I have what I believe to be a straight-forward question: is it possible to disable the NTFS kernel driver and if so, how does one do that ?
I just built the latest FUSE+NTFS-3g and it works well, so far. Like most kernels, my Slax (Slackware-based live CD distro-2.6.16) system has the NTFS kernel driver compiled in. I know this bec occasionally I see the following in my System log:
Jan 23 14:42:05 (none) kernel: NTFS volume version 3.1.
Using the NTFS kernel driver means the partition is mounted R/O, as opposed to R/W w/ NTFS-3g. (BTW, there is no ntfs.ko module.) When the NTFS partition is mounted via /etc/fstab using NTFS-3g:
Jan 23 14:59:02 (none) ntfs-3g: Version 0.20070118-BETA Jan 23 14:59:02 (none) ntfs-3g: Mounted /dev/hda1 (Read-Write, label "WINXP-NTFS", NTFS 3.1) Jan 23 14:59:02 (none) ntfs-3g: Options: noatime,rw,users,silent,allow_other,fsname=/dev/hda1,blkdev,blksize=4096
I can visualize two pos solutions. Somehow, explicitly map the NTFS fiilesystem to NTFS-3g+FUSE. That's what /etc/fstab is supposed to do, but some pgm has clearly discovered a some other code path around it. Actually, a KDE program is the culprit. Alternatively, one could disable the NTFS kernel driver. With NTFS-3g installed effectively I have a different filesystem. Practically its the same data structures, but obsolete code is getting in the way.

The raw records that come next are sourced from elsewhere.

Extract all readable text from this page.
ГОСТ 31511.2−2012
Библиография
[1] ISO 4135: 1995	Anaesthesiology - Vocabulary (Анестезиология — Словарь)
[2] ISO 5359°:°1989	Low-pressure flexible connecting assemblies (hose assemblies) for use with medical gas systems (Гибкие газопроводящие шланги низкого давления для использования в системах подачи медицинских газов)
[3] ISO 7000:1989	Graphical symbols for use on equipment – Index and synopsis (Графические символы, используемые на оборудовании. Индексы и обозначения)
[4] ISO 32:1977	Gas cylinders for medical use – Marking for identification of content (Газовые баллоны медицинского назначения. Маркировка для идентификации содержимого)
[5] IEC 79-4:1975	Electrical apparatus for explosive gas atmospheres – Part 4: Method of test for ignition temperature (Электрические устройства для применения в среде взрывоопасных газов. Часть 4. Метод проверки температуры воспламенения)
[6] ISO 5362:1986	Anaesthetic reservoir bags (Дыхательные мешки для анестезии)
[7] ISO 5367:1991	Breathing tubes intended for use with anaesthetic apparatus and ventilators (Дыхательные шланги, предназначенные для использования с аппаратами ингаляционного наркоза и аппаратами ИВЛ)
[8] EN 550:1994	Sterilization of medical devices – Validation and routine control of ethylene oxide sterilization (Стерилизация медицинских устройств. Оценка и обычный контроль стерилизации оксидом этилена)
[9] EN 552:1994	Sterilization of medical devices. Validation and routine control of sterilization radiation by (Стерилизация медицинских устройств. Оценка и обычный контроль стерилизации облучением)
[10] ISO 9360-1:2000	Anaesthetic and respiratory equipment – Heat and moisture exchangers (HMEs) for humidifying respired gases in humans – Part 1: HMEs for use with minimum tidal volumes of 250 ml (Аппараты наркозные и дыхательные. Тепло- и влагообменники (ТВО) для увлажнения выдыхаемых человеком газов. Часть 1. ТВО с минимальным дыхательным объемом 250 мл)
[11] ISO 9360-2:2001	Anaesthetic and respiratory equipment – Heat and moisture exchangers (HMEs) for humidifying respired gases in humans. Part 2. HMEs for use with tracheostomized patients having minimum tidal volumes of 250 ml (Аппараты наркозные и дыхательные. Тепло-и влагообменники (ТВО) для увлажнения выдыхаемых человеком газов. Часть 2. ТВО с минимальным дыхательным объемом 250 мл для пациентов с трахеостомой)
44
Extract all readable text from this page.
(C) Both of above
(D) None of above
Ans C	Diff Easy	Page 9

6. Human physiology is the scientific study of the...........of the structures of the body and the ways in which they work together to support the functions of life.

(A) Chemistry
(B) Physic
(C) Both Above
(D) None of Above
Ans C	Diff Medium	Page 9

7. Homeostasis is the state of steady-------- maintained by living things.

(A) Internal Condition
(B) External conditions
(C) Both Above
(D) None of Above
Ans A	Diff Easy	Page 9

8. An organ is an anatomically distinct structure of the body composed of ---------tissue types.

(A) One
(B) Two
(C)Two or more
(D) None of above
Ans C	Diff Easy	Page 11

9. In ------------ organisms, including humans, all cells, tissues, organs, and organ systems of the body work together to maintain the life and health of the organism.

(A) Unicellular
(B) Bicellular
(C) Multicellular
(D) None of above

I've searched hi-and-low for answers to this issue, but no joy. Given the flexibility of Linux, it seems there should be a text config file (or two) to tweak to resolve this. I hope my theory is correct. TIA....Jet
Is the ntfs driver a module, or is it compiled into your kernel statically? In the latter case all you can do is compile a new kernel, in the first case just disable the ntfs module in /etc/modules.
You can find out in the kernel configuration file in the /boot directory if it's a module or not.